With regard to enforcement and application, progress has been less pronounced. In fact, contributions addressing the crucial phase of practical implementation “on the ground” have decreased recently, compared to the first and especially the second waves of research. However, it seems to be clear by now that the theoretical models employed to explain the way member states translate the law into action need to be different from the approaches used to explain transposition. Future research will be well advised to make more extensive use of the theoretical insights gained from domestic implementation research since it does not seem to make a major conceptual difference whether we look at how domestic legislation stemming from a European directive or how purely domestic law is being put into practice.
One thing that could and should be avoided by future research is the lack of cumulativeness that has
marked some of the literature so far. Keeping track of supportive or contradictory evidence in relation to
certain hypotheses is not an easy task if scholars fail to relate their findings to these hypotheses.
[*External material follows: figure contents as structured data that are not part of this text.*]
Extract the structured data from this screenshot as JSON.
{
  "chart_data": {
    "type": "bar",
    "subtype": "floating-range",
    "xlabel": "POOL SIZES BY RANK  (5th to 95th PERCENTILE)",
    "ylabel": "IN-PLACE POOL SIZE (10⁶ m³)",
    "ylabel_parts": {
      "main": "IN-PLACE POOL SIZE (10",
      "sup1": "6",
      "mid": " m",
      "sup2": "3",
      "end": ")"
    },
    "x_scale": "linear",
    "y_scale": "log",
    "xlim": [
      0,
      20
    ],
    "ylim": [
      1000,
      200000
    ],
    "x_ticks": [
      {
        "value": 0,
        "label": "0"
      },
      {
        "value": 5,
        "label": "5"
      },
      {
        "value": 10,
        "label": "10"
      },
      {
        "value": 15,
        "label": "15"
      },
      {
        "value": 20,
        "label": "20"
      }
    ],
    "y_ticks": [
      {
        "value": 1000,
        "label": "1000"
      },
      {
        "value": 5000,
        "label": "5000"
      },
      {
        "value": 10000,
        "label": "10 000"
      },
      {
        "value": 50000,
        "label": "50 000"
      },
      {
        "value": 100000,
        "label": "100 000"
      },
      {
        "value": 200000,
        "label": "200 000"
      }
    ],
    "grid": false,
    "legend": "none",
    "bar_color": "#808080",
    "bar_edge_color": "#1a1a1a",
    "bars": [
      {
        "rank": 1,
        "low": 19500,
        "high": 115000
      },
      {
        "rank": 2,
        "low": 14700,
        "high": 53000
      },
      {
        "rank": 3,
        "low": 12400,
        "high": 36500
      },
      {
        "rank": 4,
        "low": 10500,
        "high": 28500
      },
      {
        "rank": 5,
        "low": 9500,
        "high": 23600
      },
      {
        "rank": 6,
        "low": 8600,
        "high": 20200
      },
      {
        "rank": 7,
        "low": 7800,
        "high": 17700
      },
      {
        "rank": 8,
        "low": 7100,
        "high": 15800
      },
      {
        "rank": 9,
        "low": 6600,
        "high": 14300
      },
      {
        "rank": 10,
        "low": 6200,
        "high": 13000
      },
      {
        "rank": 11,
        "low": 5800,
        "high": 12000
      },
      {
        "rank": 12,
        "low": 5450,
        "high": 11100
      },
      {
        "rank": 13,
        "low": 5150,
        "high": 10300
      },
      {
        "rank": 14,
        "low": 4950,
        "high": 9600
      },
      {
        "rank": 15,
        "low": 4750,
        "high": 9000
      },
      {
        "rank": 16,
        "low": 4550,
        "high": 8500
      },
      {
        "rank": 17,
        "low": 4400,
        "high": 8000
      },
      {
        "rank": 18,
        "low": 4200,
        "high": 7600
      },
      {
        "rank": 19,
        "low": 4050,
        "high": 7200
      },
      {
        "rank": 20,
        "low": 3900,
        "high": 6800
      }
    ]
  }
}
For
example, compliance approaches derived from the international relations literature seem to have become
more and more fashionable recently, especially in the area of statistical research. If these analyses find
support for the argument that administrative capabilities are important determinants for (non)compliance,
it is certainly interesting to discuss this finding in terms of the management approach. For the
progress of EU implementation research as a whole, however, it would be even more desirable
to link these results back to theoretical arguments presented by Siedentopf and Ziller (1988)
and others at a time when IR compliance approaches were not yet en vogue. Another example
is a recent paper by van der Vleuten (2005
), which presents evidence from a study on the
implementation of EU gender equality policies in France, Germany and the Netherlands. The
author argues that “the willingness to implement depends on the economic and ideological
costs of policy change and on the amount of pressure exercised by societal actors” (van der
Vleuten 2005: Abstract) (van der Vleuten 2005: Abstract). This interesting result would have
been much easier to digest by the scholarly community if the author had pointed out that her
findings are very much in line with Börzel’s pull-and-push model presented five years earlier
(Börzel 2000).
In sum, EU implementation research has made considerable theoretical progress over the last decades. Future research will thus be able to start from a considerably broader set of knowledge than the early contributions of the 1980s. The extent to which further progress will be made, however, also depends on the ability of the scholarly community to organise its research in a constructive and cumulative way.